I had expected a visit from my new Cherokee Elder at dawn, but she hadn’t made it through the snow. We hadn’t heard from Shimon Bar-Judas. I had time to work on things.
CHAPTER 6
Beat Ya Butt! Beat Ya Butt!
I changed into clothes that fit my new body shape better—wider at the shoulders and more narrow at the waist and upper hips. I felt good. Better than good. You knew I’d feel okay in this form, didn’t you? I asked Beast. She didn’t answer. Any reason you didn’t tell me? Again with the no answer. Beast had wanted to come home to the mountains and live and hunt and be a mountain lion for a while. Or forever. Beast had ulterior motives. I felt her move deeper into my mind at that thought, as if seeking protection in the back of a den. That’s it, isn’t it? You kept me from thinking about this shape.
Beast chuffed, deep inside. Did not know that Jane was not sick in half-form. Was not fact. Have been thinking about fact. Fact is life. Fact is . . . ex-per-’ence. Did not know being half-Beast with no sickness was fact.
Uh-huh. But I hadn’t thought about the possibility either, which was dang stupid.
I studied myself in the mirror and liked what I saw: tall, muscular, maybe a little mean, and totally badass.
I considered pulling on the battle boots, not because I’d be fighting anyone, but because they had expandable panels at the sides to fit my paw-feet and had room for the claws that used to be toenails. But I decided to go bare-pawed. And wondered what the hard, thick nails would look like painted. Bloodred and sparkly, maybe. Or gold and sparkly to match my eyes.

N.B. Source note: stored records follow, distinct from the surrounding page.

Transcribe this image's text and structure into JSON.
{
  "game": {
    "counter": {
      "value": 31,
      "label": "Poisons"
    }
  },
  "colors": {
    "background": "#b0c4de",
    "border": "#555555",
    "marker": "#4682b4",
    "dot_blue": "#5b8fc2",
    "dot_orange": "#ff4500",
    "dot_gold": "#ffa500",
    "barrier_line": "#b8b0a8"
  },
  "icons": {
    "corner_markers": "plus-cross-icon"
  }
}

I held out my knobby-knuckled hands and figured it would take a whole bottle of polish to cover all twenty nails. Worth it. Totally worth it. I dug in a drawer for polish and found the sparkly red. “Oh yeah. So perfect.”
Want kits, Beast thought at me, her tone fierce. Cannot have kits if J
ane is Jane. Can only have kits if Beast is Beast.

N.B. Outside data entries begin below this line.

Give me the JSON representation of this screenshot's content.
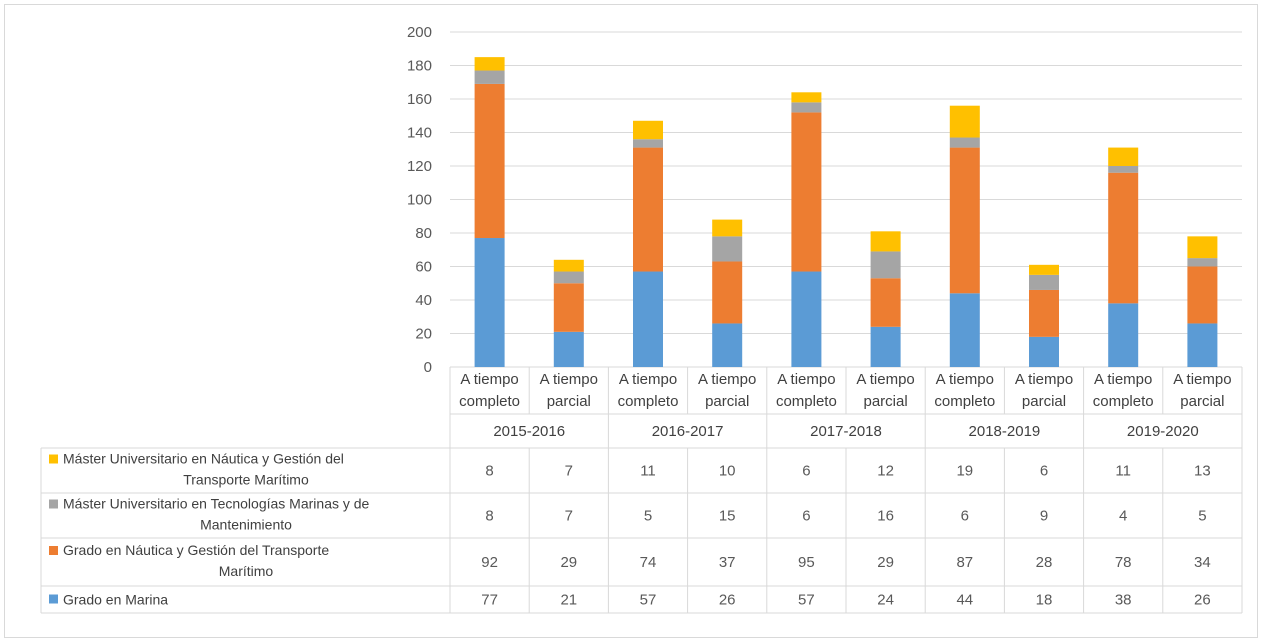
{
  "chart_data": {
    "type": "bar",
    "stacked": true,
    "title": "",
    "xlabel": "",
    "ylabel": "",
    "ylim": [
      0,
      200
    ],
    "y_ticks": [
      0,
      20,
      40,
      60,
      80,
      100,
      120,
      140,
      160,
      180,
      200
    ],
    "grid": true,
    "legend_placement": "data-table",
    "groups": [
      "2015-2016",
      "2016-2017",
      "2017-2018",
      "2018-2019",
      "2019-2020"
    ],
    "subcategories": [
      [
        "A tiempo",
        "completo"
      ],
      [
        "A tiempo",
        "parcial"
      ]
    ],
    "series": [
      {
        "name": "Grado en Marina",
        "color": "#5b9bd5",
        "values": [
          77,
          21,
          57,
          26,
          57,
          24,
          44,
          18,
          38,
          26
        ]
      },
      {
        "name": "Grado en Náutica y Gestión del Transporte Marítimo",
        "label_lines": [
          "Grado en Náutica y Gestión del Transporte",
          "Marítimo"
        ],
        "color": "#ed7d31",
        "values": [
          92,
          29,
          74,
          37,
          95,
          29,
          87,
          28,
          78,
          34
        ]
      },
      {
        "name": "Máster Universitario en Tecnologías Marinas y de Mantenimiento",
        "label_lines": [
          "Máster Universitario en Tecnologías Marinas y de",
          "Mantenimiento"
        ],
        "color": "#a5a5a5",
        "values": [
          8,
          7,
          5,
          15,
          6,
          16,
          6,
          9,
          4,
          5
        ]
      },
      {
        "name": "Máster Universitario en Náutica y Gestión del Transporte Marítimo",
        "label_lines": [
          "Máster Universitario en Náutica y Gestión del",
          "Transporte Marítimo"
        ],
        "color": "#ffc000",
        "values": [
          8,
          7,
          11,
          10,
          6,
          12,
          19,
          6,
          11,
          13
        ]
      }
    ]
  }
}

Shaking the polish, I headed toward the kitchen and calories and protein as Beast’s truth moved through me, slow and powerful, like a mudslide. “Okay,” I said aloud, taking the stairs slowly. “You’re right. I guess . . . I’ve been selfish for a long time.”
Now Jane has mate. Jane will never let Beast have kits. Jane will stay Jane for mate.
Ummm. Not necessarily?
Beast’s mental ears perked high.
I needed to talk to Bruiser about this. Because Beast was right. I had made no plans to let her live her life until I got sick. Let’s take care of the SOD and then we can plan for you. We might have to go out west or to Canada to find you territory close to a possible mate.
Beast perked up. Kits?
Sure. Why not.
Want strong, big mate. Want fast mate. Want mate with—
Yeah. I got it.
If Bruiser was puma, would want Bruiser as mate.
I chuckled softly. It came out a lot deeper than I expected.
Eli lifted his eyes from the bar where he had a number of handguns in pieces. The place stank of lubricants and suddenly felt more like home. He glanced to one side where Little Evan was eating Cheerios, dry from the bowl, sitting beside him, watching every little movement. Eli had a fan. The former Army Ranger looked out the windows, scanning, his fingers touching the loaded weapon still holstered beneath one arm. On guard. Protecting. Always.
The little boy looked up. “Hey, Ant Jane,” EJ said. “That’s a really good costume. I learned to breafe . . . breathe . . . and to baw’ance—balance—on two feet.”
“Yeah? That’s good. Breathing is important.” I covered his head with a paw-hand, surprised when the whole thing fit into my longer fingers. Children were so small and fragile.
Kits . . . , Beast thought, the word filled with longing.